Casino.org reports that the research compares the first six months of 2021 with the same period in 2020.
The ACMA points out that 11 per cent of the Australian gambling population participated in online gambling activity over the latest six-month period. A year earlier, that number was eight per cent.That indicates growth, but not on the level analysts thought would arrive. Online sports betting witnessed a similar growth rate of three per cent.
However, overall, this figure was significantly low compared to other betting options. During the six-month period in 2020, the rate was five per cent. There’s a neck-and-neck race between sports betting and racing in Australia. Sports betting is ahead at 57 per cent, but racing is almost even at 55 per cent.

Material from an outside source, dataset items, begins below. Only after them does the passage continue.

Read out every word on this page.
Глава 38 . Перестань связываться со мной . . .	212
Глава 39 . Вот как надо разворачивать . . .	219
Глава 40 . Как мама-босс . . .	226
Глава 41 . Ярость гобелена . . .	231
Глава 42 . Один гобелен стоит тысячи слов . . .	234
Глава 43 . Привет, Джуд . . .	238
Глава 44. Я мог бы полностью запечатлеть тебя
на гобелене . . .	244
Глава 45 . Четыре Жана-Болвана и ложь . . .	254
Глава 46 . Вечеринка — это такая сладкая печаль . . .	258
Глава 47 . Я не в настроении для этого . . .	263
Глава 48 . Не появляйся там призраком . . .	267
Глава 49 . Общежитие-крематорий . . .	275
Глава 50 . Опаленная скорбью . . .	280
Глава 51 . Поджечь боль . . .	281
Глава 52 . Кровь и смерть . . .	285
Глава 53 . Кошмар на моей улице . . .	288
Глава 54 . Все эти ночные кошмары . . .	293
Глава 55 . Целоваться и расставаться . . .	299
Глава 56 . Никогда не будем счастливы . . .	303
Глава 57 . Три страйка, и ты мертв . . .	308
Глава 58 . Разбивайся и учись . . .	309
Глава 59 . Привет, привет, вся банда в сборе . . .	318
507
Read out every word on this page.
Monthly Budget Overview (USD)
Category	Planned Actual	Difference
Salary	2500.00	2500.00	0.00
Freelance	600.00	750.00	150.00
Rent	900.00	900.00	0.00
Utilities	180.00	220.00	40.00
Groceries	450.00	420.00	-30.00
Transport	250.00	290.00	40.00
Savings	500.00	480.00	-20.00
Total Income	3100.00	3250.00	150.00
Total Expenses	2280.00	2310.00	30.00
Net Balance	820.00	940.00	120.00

Australians’ modest eSports spending
Australians still haven’t caught the eSports betting bug though, as this segment only comprised five per cent of that total. By comparison, eSports betting in the US has as much as an 8.5 per cent market share.The most popular form of gambling in Australia hasn’t changed though, with 21 per cent of the adult population participating in online lotteries during the six months the research covered.
There’s still a certain percentage of Australians who prefer to use illegal platforms for their gambling activity, with five per cent of those involved in the research acknowledging the use of black market alternatives. Perhaps in an effort to further stem the black market activity, the ACMA wants more authority. Now, it only has “voluntary” authority, with no ability to make demands of gaming operators and other digital platforms.
The agency reached out to lawmakers this week to seek changes. ACMA chair Nerita O’Loughlin paid a visit to a Senate Estimates hearing, where she discussed how the ACMA doesn’t have the ability to compel the release of data on misinformation from digital platforms.This, she asserts, limits the agency’s ability to handle complaints.
“If you look at some of our other legislative responsibilities, we had specific powers to compel information from say the telecommunications companies…we don’t have similar powers to compel information from platforms on misinformation and disinformation,” O’Loughlin said.
While the conservation focused on information regarding digital platforms and not specifically gaming activity, it opened the door to the ACMA being given definitive regulatory authority.